Naquela noite a mãe ficou preocupada, a filha não jantou. Não que não tivesse fome. Eu sabia. Ela se puniria, não por não ter desistido antes mesmo de que pudesse se realizar a sua bravata, mas sim porque sabia que mesmo que tivesse coragem, nunca se permitiria outra chance.
V ato: Ódio
          Quando soube da notícia, ouvindo a conversa de sua mãe com a de Arthur sobre a noiva do rapaz que viria conhecer a família naquele dia, ela fingiu para si mesma que estava ocupada de mais para dar a isso qualquer atenção. Nesse tempo já estávamos distantes, pois ela era quase uma adulta.
          Porém, naquele dia, como quem precisa urgentemente se confessar, ela me procurou, para me contar uma história, como que quisesse me dizer outras coisas usando essas palavras como uma máscara: “A primeira árvore do mundo ( disse ainda ofegante por causa da corrida até a minha casa) deu a luz a dois únicos frutos. Eis que como eram únicos e filhos de uma árvore também única, os dois frutos se amaram, e desejaram estar próximos. Porém estando um em cada extremidade da árvore, não podiam. Apenas amavam-se distantes enquanto eram nutridos pelas fortes raízes da arvore na terra.
           Certo dia, (Continuou) passou por ali uma mulher que parou para admirar a beleza daquela estranha construção viva. Os frutos notaram que ela tinha mãos, e tiveram a idéia de pedir a ela que os retirasse da árvore e que os colocasse em algum lugar onde pudessem ficar próximos um do outro. Contudo, a partir desse ato, eles estavam cientes de que, à medida que desligados da arvore que os nutria, aos poucos apodreceriam e morreriam. Porém a morte lenta na presença do ser amado era para eles melhor do que a eternidade em sua distancia, sendo assim, fizeram o pedido a mulher. Que aceitou ajudá-los.
         Quando arrancados da arvore, os frutos que possuíam o dom da consciência sentiram-se eufóricos e felizes. A mulher, com os dois frutos nas mãos escolhia um lugar seguro para depositá-los juntos.

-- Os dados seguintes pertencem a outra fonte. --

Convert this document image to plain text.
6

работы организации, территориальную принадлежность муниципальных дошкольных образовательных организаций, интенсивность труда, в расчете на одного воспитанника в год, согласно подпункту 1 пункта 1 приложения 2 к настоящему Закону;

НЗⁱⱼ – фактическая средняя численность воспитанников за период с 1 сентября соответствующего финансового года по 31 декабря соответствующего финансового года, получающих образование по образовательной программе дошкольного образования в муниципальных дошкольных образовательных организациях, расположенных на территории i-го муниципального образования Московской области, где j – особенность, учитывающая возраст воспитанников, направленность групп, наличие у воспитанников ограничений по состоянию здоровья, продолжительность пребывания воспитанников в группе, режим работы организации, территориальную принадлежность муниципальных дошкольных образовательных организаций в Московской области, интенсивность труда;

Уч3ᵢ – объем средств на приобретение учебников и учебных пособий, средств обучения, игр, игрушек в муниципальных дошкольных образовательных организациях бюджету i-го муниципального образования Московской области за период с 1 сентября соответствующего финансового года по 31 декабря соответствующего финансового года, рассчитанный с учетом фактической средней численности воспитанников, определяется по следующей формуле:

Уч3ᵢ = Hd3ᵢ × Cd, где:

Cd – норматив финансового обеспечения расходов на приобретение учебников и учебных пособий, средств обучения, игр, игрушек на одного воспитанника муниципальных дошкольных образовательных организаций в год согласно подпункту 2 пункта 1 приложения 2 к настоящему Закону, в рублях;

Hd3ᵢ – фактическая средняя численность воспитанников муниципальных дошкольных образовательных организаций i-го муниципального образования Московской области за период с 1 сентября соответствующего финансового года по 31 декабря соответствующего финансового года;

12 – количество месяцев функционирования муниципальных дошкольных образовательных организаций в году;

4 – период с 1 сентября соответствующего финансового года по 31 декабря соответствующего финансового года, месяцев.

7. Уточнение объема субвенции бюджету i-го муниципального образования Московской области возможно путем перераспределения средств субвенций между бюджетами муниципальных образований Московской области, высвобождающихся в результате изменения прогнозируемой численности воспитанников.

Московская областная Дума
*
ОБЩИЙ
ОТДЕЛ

Subitamente, porém, a mulher que possuía o dom da memória se lembrou que alguém havia lhe dito que nunca tocasse nem na arvore e nem em seus frutos, sendo assim, com um grito de pavor, atirou-os para longe como que para livrar-se de um castigo e saiu correndo aterrorizada. Os frutos, agora distantes, e separados de sua arvore mãe, continuaram se desejando, mudamente, enquanto apodreciam.”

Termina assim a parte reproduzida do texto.